A lot of preparations goes into this sport. One needs to practice 6 -8 hours a day. With tight schedules and daily meetings, it is sometimes more demanding than the schedule of the normal profession working man. The amount of cortisol produced in this sport is equivalent to that of a race-car driver. The ESports players need to achieve up to 400 movements on the keyboard and mouse per minute. Such a level of strain had never been observed in any other sport.
The game’s highly competitive nature makes it a subject of a lot of research. As per the gaming industry, the primary skills required for this sport are critical thinking, problem solving and team building acumen. Not only this, individuals need to follow a strong fitness regime to have a healthy mind and spirit.
Let’s quickly look at the summarized version of the skill-sets which these players need to develop in this profession.

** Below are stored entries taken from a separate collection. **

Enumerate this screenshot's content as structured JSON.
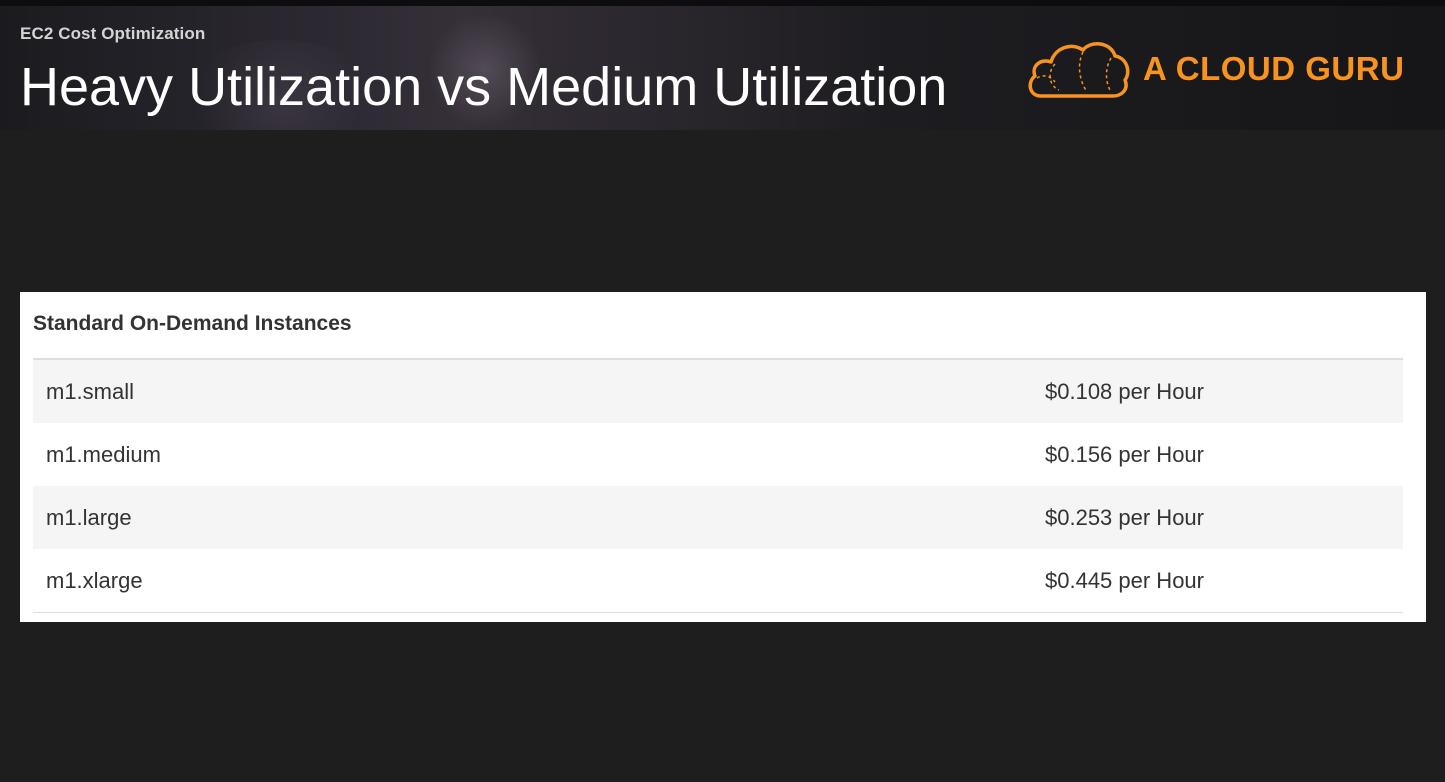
{
  "header": {
    "subtitle": "EC2 Cost Optimization",
    "title": "Heavy Utilization vs Medium Utilization"
  },
  "logo": {
    "text": "A CLOUD GURU",
    "icon": "cloud-icon",
    "color": "#f7931e"
  },
  "table": {
    "title": "Standard On-Demand Instances",
    "rows": [
      {
        "name": "m1.small",
        "price": "$0.108 per Hour"
      },
      {
        "name": "m1.medium",
        "price": "$0.156 per Hour"
      },
      {
        "name": "m1.large",
        "price": "$0.253 per Hour"
      },
      {
        "name": "m1.xlarge",
        "price": "$0.445 per Hour"
      }
    ]
  },
  "colors": {
    "background": "#1e1e1e",
    "card": "#ffffff",
    "row_alt": "#f5f5f5",
    "accent": "#f7931e"
  }
}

Employment Laws and Governance
The Esport industry is in its nascent stage, and indeed there are some tricky yet critical areas which need to be further looked at in the future without which no organized profession or industry can thrive. Some of them are:
- Employment rights and obligations
- Remuneration framework
- Holidays and working hours
- Rules related to secondary employment / secondary income
- Safety Net and benefits
For some these games are passively condemned as internet addictions but many tend to glorify this 21st-century game with high level of mastery. Hopefully, the narratives and romance of ESports seemingly may not get lost in translation when one crosses the diaphanous barrier into mainstream audiences. As per BBC’s prediction, ESports revenues will reach $696 million this year and will grow to $1.5 billion by 2020 as brand investments will double. North America tops the list on ESports market and audience would love to see the growth of FormulaE ESports around physical races in this segment.
The much sought millennial generation will look forward to a world-class ESports industry which can provide an unparalleled experience for every audience. A solid immediate future with the collision of technology and strategies should give rise to a new career stream altogether. The aim to connect ESports subculture to a mainstream college environment does not look to be farfetched goal. But one needs to closely look into the demands placed on an ESports professional, the kind of training they need, the skill set they need to possess and the way forward for the right governance to make it a full bloom industry. We will have to wait and see how this industry shapes up and further matures.